Kelsey Beutler: “20 is the limit and we can’t use over $20 or it comes out of our allowance.”

Credit cards give big kids a big allowance. The average American household has $9,200 in credit card debt, and will charge nearly $1300 over the holidays.

The trouble is some folks find six to seven months after Christmas they are still paying off the Christmas presents. And those deals that seemed so good at the time end up costing 10-20 percent more in interest payments.

Mike Hendren, Deseret First Credit Union: “I get reports of people paying their Christmas card debt back three, four, five years later.”

Credit cards are a lot safer than writing checks or carrying cash, but people tend to spend more with plastic.

Mike Hendren: “It’s great to go out and buy the gifts and be able to use them and make everybody happy, but it really requires a plan as to what they are going to do when Christmas is over.”
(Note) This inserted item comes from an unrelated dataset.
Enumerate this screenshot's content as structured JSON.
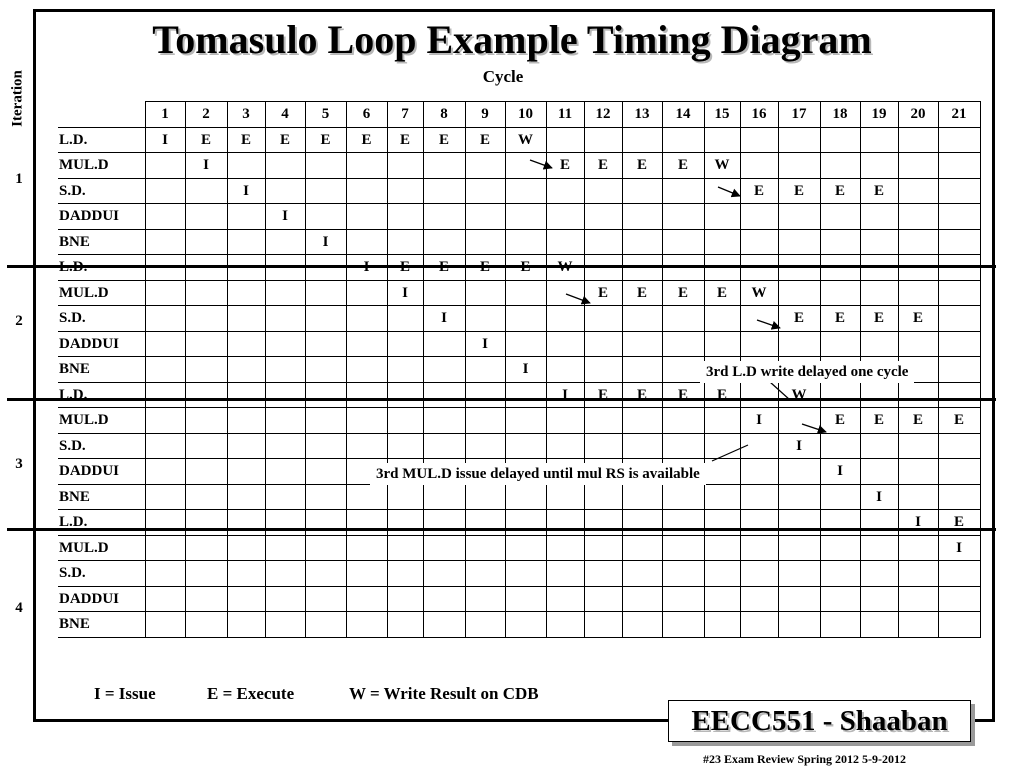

A recent associated press poll found young adults and those who make less than $25,000 a year were most likely to doubt their own ability to manage credit card costs. The average indebted adult between 25 and 34 spends nearly 25 cents of every dollar earned on debt payments, according to the Demos report.

Mike Hendren: “During Christmas time people need to be careful and understand it’s not always easy to pay it back.”

This may be something to look into, Deseret First Credit Union, along with many other financial institutions, now offers a free service to people trying to overcome credit card debt.